Former Abortion Nurse At Steubenville

FRANCISCAN UNIVERSITY OF STEUBENVILLE, Jan. 16 — The Franciscan University of Steubenville marked the 28th anniversary of Roe v. Wade with a pro-life memorial service and an unusual speaker, the university announced. The speaker, Joan Appleton, is a registered nurse who assisted in over 10,000 abortions during the 1980s. Appleton was head nurse at a Washington, D.C.-area abortion business. But encounters with pro-life people led her to reconsider and eventually abandon her pro-abortion stance. She now directs Centurions, an outreach program offering guidance to abortion practitioners who have left or are considering leaving the abortion business.

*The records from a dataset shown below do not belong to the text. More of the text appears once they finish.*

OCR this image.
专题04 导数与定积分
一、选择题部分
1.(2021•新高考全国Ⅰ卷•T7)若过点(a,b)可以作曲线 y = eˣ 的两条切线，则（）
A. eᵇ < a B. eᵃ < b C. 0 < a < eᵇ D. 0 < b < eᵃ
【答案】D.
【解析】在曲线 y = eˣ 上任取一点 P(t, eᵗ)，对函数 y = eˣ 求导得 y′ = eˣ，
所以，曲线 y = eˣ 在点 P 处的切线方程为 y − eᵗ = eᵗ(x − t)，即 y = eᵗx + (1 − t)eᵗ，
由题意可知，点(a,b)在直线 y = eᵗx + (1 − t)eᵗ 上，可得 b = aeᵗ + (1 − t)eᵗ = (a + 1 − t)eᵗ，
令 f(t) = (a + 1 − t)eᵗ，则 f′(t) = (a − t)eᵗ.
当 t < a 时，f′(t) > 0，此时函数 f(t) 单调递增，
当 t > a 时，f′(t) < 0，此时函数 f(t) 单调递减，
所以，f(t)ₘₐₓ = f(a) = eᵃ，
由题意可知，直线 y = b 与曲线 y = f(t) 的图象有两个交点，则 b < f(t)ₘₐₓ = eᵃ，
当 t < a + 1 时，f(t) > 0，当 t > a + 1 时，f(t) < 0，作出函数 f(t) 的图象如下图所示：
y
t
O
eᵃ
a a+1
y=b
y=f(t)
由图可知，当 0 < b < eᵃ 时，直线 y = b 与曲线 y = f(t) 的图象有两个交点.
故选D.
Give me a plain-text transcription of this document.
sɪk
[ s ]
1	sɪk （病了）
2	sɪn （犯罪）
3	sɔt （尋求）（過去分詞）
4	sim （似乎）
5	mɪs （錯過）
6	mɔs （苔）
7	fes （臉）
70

Appleton discussed why she left the abortion business, as well as post-abortion trauma and other psychological and spiritual aspects of abortion. The memorial service then concluded with a candlelight procession to the nearby Tomb of the Unborn Child, where seven aborted infants are buried.

Focusing on Christ

LINCOLN JOURNAL STAR, Jan. 14 — The Nebraska daily profiled Curtis Martin, a cradle Catholic who fell away from the Church and spent his high school years partying. He went on to Louisiana State University — considered one of the nation's top “party schools.”

But instead of spending all his nights around a beer keg, he began to read a Bible his mother had given him. He returned to Christ, and, he said, “began to have more fun with my friends in college, with Christ-centered relationships, than I ever had before.”

To help students, in 1997 he founded the Fellowship of Catholic University Students, or FOCUS. It began with 24 students, but now has over 600 members on campuses in Kansas, Nebraska, Colorado, Illinois and Michigan.

The group recently held a Catholic student leadership conference at the University of Nebraska-Lincoln, which drew 200 students. FOCUS reaches out to both Catholics and non-Catholics. Martin said the group used techniques adapted from evangelical Protestants, but stayed faithful to Catholic teaching.

The daylong conference featured workshops like “Leading a Bible Study” and “The Big Three — Chastity, Sobriety and Excellence.”

Renowned Dallas Professor Dies

UNIVERSITY OF DALLAS, Jan. 5 — The University of Dallas announced that on Dec. 31 it lost Dr. William Farmer, an adjunct professor of theology, to complications from prostate cancer.

Farmer was senior editor of the ecumenical International Bible Commentary, a volume drawing together the work of 118 scholars. “Dr. Farmer provided a strong ecumenical presence at the University of Dallas,” said Glenn Thurow, the university's provost.

Farmer had taught at the school since 1991, when he retired from Perkins School of Theology, Southern Methodist University. He is survived by his wife of 54 years, the former Nell Cochran.